Quais cuidados devo ter ao usar o Pencilin V?
Reações de hipersensibilidade sérias e ocasionalmente fatais foram registradas em pacientes sob tratamento com penicilinas. Indivíduos com história de hipersensibilidade a múltiplos alérgenos são mais susceptíveis a estas reações.
Embora a anafilaxia seja mais frequente como consequência da terapêutica injetável, há casos em que ela ocorreu com a administração oral de penicilinas.
Antes de iniciar o tratamento com penicilinas, deve-se investigar o aparecimento de possível reação de hipersensibilidade à penicilina, cefalosporina e outros alérgenos. Caso ocorra reação alérgica, o tratamento com a droga deve ser interrompido e a administração de drogas usuais como aminas vasoativas, anti-histamínicos e corticosteroides é recomendada.
Reações anafiláticas intensas requerem tratamento de emergência com adrenalina, oxigênio, corticosteroides endovenosos e controle respiratório, incluindo entubação, se necessário.
Deve-se usar penicilina cautelosamente em indivíduos com história de alergia e/ou asma.
A via oral de administração não deve ser descartada a não ser em casos de doença grave, náusea, vômito, cardioespasmo ou hipermotilidade intestinal. Alguns pacientes não absorvem quantidades terapêuticas de penicilina administrada oralmente.

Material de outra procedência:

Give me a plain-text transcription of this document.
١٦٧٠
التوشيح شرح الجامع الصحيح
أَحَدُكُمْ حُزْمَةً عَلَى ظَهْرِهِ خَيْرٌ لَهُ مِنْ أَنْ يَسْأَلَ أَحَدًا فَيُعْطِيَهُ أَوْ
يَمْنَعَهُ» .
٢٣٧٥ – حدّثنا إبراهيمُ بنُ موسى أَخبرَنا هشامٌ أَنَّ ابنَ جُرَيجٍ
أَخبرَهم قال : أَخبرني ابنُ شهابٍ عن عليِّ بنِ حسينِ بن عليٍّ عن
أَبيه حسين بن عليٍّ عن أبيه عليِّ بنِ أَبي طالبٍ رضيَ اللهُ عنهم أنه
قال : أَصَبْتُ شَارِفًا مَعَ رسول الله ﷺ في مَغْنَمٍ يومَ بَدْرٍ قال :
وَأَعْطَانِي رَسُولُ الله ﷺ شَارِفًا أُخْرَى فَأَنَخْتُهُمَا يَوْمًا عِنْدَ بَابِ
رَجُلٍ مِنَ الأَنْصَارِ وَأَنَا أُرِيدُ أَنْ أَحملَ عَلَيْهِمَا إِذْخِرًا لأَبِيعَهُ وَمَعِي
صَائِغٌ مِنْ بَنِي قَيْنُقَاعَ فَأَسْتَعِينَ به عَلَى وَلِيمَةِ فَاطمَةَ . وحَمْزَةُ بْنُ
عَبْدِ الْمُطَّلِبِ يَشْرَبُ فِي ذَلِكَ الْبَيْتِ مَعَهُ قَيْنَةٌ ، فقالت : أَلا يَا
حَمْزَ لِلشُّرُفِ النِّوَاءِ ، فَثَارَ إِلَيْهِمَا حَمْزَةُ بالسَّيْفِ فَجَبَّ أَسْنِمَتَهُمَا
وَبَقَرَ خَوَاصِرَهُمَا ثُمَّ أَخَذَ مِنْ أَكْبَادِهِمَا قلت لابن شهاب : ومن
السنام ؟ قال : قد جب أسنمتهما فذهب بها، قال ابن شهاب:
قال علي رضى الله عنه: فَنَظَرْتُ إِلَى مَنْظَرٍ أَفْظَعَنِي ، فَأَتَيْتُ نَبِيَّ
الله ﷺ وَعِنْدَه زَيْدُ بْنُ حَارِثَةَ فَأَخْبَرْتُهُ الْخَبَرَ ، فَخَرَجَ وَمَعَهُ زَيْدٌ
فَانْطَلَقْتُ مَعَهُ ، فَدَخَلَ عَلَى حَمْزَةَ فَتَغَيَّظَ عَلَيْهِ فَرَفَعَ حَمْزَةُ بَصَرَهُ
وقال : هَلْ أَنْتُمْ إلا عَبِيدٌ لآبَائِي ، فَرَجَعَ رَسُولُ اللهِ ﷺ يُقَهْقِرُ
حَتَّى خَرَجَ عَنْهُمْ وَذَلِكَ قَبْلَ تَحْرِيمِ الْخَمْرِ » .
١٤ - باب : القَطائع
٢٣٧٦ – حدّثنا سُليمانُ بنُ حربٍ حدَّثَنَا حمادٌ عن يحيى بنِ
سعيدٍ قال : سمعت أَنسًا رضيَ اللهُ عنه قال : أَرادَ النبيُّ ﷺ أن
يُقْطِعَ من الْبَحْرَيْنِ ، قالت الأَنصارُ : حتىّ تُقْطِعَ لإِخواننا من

Em infecções estreptocócicas, o tratamento deve ser suficiente para eliminar os microrganismos (mínimo de 10 dias), caso contrário, as sequelas da doença estreptocócica poderão surgir.
Deve-se realizar cultura ao término do tratamento, para determinar se os estreptococos foram totalmente erradicados. A possibilidade de superinfecção por patogênicos micóticos ou bacterianos deve ser avaliada, quando o produto for utilizado por tempo prolongado. Nestes casos deve-se instituir terapêutica adequada.
Uso durante a Gravidez
Penicilinas atravessam rapidamente a barreira placentária. O efeito para o feto, caso exista, não é conhecido.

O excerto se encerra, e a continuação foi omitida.